Bitterroot timber thinning plan goes up in smokePosted: August 11, 2016
A Bitterroot National Forest timber thinning project that’s been in the works for nearly five years has gone up in smoke as a result of the Roaring Lion fire.
The Westside Collaborative Vegetation Management Project proposed to thin about five miles of national forest lands that border private property between Lost Horse and Roaring Lion creeks near Hamilton.
When Bitterroot Forest Supervisor Julie King signed off on the fuel reduction project the first week of July, the hope was that non-commercial thinning would have started later this month. The commercial logging portion was expected to be underway by late October.
But all of that is going to have to wait now, said Eric Winthers, Darby District ranger for the Bitterroot Forest.
The fire has already burned through the upper third of the project where non-commercial thinning was planned. Some of the timber units have also been affected, Winthers said.
“At this point, it’s all going to have to be re-evaluated. We probably are not going to be able to offer it for sale this year,” he said. “Some of it will be a salvage sale. We’ll have to take another look once things calm down.”
The project was one of 13 in Montana selected to receive state funding as part of a program designed to increase the pace and scale of efforts to improve the health of the forest and watershed in the state.
The 2013 Legislature set aside $5 million from the state’s wildfire suppression account to fund Montana’s Forests in Focus Initiative. From that fund, the state provided the Bitterroot Forest with $135,990 to pay for timber sale preparation and silvicultural prescription field work.
The proposal to thin 2,327 acres of national forest lands directly uphill from private lands filled with residences wasn’t without controversy.

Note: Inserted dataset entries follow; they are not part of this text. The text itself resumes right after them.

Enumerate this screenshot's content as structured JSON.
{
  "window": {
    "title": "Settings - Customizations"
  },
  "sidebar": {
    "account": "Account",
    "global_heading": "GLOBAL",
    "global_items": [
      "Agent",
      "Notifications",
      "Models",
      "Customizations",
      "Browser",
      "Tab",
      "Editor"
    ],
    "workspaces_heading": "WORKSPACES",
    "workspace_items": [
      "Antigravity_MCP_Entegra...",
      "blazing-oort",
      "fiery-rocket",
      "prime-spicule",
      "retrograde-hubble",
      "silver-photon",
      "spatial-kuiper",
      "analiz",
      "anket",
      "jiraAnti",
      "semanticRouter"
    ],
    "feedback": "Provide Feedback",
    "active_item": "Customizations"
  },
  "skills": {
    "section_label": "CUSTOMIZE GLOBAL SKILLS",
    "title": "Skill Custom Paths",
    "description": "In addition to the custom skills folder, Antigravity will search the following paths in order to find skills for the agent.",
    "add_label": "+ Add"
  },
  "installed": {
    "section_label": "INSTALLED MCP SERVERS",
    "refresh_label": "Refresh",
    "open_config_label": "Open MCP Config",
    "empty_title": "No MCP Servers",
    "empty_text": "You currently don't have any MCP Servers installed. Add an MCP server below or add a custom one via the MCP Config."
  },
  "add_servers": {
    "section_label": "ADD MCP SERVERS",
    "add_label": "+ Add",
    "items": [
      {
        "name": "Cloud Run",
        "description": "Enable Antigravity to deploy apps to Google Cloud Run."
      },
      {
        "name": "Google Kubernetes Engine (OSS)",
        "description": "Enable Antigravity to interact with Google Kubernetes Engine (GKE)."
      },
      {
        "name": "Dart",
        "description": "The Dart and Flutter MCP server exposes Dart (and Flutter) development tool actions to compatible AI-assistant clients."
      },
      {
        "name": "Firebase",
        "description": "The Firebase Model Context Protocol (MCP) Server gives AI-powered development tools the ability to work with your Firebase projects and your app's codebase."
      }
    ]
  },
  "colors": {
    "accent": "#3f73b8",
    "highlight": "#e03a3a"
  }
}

Some homeowners were concerned about potential damage to their privately maintained road by logging trucks. Others were opposed to the decision to build a little more than three miles of road and construct a new bridge over Camas Creek.

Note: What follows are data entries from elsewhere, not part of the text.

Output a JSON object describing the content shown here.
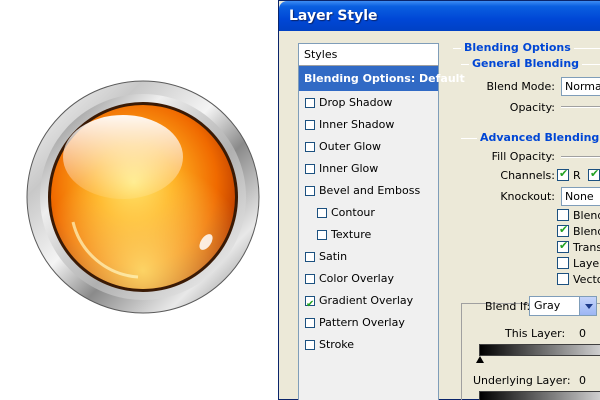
{
  "dialog": {
    "title": "Layer Style"
  },
  "styles_list": {
    "header": "Styles",
    "selected": "Blending Options: Default",
    "items": [
      {
        "label": "Drop Shadow",
        "checked": false,
        "indent": 0
      },
      {
        "label": "Inner Shadow",
        "checked": false,
        "indent": 0
      },
      {
        "label": "Outer Glow",
        "checked": false,
        "indent": 0
      },
      {
        "label": "Inner Glow",
        "checked": false,
        "indent": 0
      },
      {
        "label": "Bevel and Emboss",
        "checked": false,
        "indent": 0
      },
      {
        "label": "Contour",
        "checked": false,
        "indent": 1
      },
      {
        "label": "Texture",
        "checked": false,
        "indent": 1
      },
      {
        "label": "Satin",
        "checked": false,
        "indent": 0
      },
      {
        "label": "Color Overlay",
        "checked": false,
        "indent": 0
      },
      {
        "label": "Gradient Overlay",
        "checked": true,
        "indent": 0
      },
      {
        "label": "Pattern Overlay",
        "checked": false,
        "indent": 0
      },
      {
        "label": "Stroke",
        "checked": false,
        "indent": 0
      }
    ]
  },
  "blending": {
    "section_title": "Blending Options",
    "general_title": "General Blending",
    "blend_mode_label": "Blend Mode:",
    "blend_mode_value": "Normal",
    "opacity_label": "Opacity:",
    "advanced_title": "Advanced Blending",
    "fill_opacity_label": "Fill Opacity:",
    "channels_label": "Channels:",
    "channel_r": "R",
    "knockout_label": "Knockout:",
    "knockout_value": "None",
    "options": [
      {
        "label": "Blend",
        "checked": false
      },
      {
        "label": "Blend",
        "checked": true
      },
      {
        "label": "Transp",
        "checked": true
      },
      {
        "label": "Layer",
        "checked": false
      },
      {
        "label": "Vector",
        "checked": false
      }
    ],
    "blend_if_label": "Blend If:",
    "blend_if_value": "Gray",
    "this_layer_label": "This Layer:",
    "this_layer_value": "0",
    "underlying_label": "Underlying Layer:",
    "underlying_value": "0"
  },
  "colors": {
    "title_bar": "#0047d6",
    "selection": "#316ac5",
    "section_title": "#0046d5",
    "check": "#21a121",
    "orb_outer": "#e05a00",
    "orb_inner": "#ffd84a"
  }
}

Five days before the Roaring Lion fire started, a couple of property owners filed a lawsuit seeking an injunction to stop the project.

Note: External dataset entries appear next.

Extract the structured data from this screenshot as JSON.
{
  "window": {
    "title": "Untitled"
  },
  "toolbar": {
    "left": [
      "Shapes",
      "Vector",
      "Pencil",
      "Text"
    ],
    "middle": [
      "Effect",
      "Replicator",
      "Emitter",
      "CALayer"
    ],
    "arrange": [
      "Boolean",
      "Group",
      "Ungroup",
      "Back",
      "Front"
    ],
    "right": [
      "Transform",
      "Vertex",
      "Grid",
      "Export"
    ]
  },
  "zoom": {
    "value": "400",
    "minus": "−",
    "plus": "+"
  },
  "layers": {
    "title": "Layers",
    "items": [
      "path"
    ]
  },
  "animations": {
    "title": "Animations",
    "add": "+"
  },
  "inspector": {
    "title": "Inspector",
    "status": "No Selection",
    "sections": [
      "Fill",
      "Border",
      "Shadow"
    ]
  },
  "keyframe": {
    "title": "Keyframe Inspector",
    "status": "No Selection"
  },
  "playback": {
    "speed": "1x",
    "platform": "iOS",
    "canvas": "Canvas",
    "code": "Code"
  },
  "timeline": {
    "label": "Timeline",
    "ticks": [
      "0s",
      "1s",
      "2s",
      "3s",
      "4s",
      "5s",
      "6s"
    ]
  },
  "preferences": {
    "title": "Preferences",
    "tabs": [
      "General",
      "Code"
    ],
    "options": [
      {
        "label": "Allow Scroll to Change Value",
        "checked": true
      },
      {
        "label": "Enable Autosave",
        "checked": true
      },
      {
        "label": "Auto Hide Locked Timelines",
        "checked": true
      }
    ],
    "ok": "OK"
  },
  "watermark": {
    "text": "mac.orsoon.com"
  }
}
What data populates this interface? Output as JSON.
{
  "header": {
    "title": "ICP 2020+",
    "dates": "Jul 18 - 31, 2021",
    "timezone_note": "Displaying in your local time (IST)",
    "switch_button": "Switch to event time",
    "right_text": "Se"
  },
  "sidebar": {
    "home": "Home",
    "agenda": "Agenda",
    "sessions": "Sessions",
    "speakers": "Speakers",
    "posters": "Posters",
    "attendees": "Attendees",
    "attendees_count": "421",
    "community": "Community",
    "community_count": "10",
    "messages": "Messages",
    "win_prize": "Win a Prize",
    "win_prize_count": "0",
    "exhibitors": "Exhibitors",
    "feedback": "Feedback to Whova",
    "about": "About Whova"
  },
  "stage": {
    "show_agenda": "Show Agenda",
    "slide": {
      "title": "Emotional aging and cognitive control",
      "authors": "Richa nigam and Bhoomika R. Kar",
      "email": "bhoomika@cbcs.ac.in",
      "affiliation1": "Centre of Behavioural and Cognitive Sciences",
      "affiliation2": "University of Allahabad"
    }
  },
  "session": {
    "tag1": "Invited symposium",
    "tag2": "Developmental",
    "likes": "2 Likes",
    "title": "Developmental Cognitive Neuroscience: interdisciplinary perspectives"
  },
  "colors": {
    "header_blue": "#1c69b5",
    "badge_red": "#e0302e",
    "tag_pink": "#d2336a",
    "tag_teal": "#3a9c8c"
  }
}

Fred Rohrbach and Bitterroot LLC filed the lawsuit July 27 in Missoula District Court, claiming the Forest Service violated the Healthy Forest Restoration Act by failing to properly collaborate with local residents.
Rohrbach was opposed to the proposed 3.8 miles of new road and the Camas Creek bridge. The road would have been built within yards of Rohrbach’s home. The lawsuit said Rohrbach’s wife has severe asthma, which would have been exacerbated by the dust created by the road.
The Rohrbachs were among the nearly 750 people forced to evacuate after the Roaring Lion fire pushed down onto private lands.
Rohrbach didn’t return a message left on his home telephone Friday.
Winthers said the fire did come close to the Rohrbach home. A bulldozer fire line was constructed along the border of the family’s private land and the national forest.
“The judge hasn’t had a chance to review the lawsuit yet,” Winthers said. “We’re not sure about the impact the fire will have on the lawsuit at this point.”